My husband has a very large family. His father had more than 10 siblings, and more than 100 people attend the family Christmas celebration each year. There are so many of them that I still can't keep count.
Holiday parties, parades, and banquets can pile up quickly and overload your frazzled nerves. There are always so many events to attend, but I pick and choose a few and forgo the rest. Sometimes it's necessary to avoid certain places or people. If I know I'll be uncomfortable in a situation, I politely decline the invitation. Some people don't understand this, but I think it's better for them to be upset because I didnt attend than to be upset because I had a major meltdown and ruined the festivities for everyone.
I have never been more than a social drinker, and now I refrain from drinking altogether. Some time ago I started to notice that even though I'm in a jolly mood if I have a few drinks, I'll have fits of rage for several days afterward. My medication stops working and it takes a few days for it to straighten out.
Thousands of frenzied shoppers can make holiday gift buying unbearable. I do as much of my shopping online as I possibly can. If I need items from a local store, I make a list and send my husband to pick them up. Occasionally I'll brave the crowds, but I never enter stores during the last-minute shopping rush.
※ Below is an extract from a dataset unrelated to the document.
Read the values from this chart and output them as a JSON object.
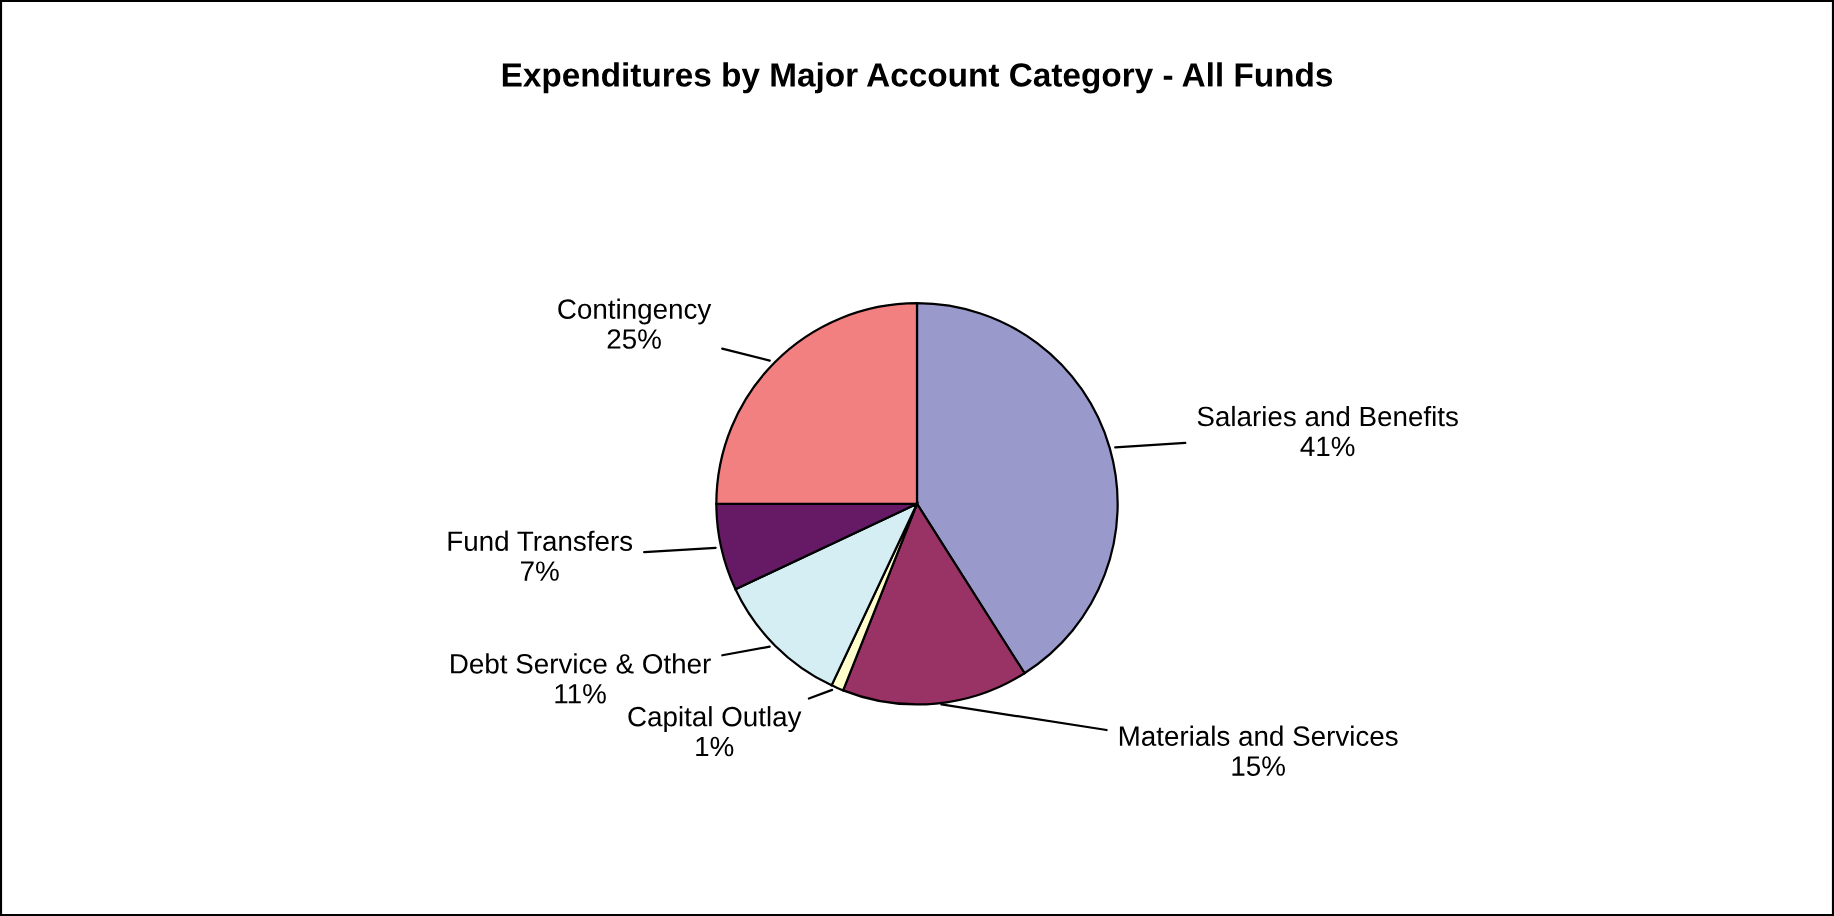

I never have a problem remembering my medicationunless I change my routine. My schedule goes out the window during the holiday season, and my medications slip my mind from time to time. Missing even a single dose can wreak havoc and make me want to retreat to my room and stay there.
It's easy to let things slide during the holidays, but if you allow stress to keep building, it will get the best of you in the end. By the time February arrives, I am usually at such a low point that hospitalization is considered.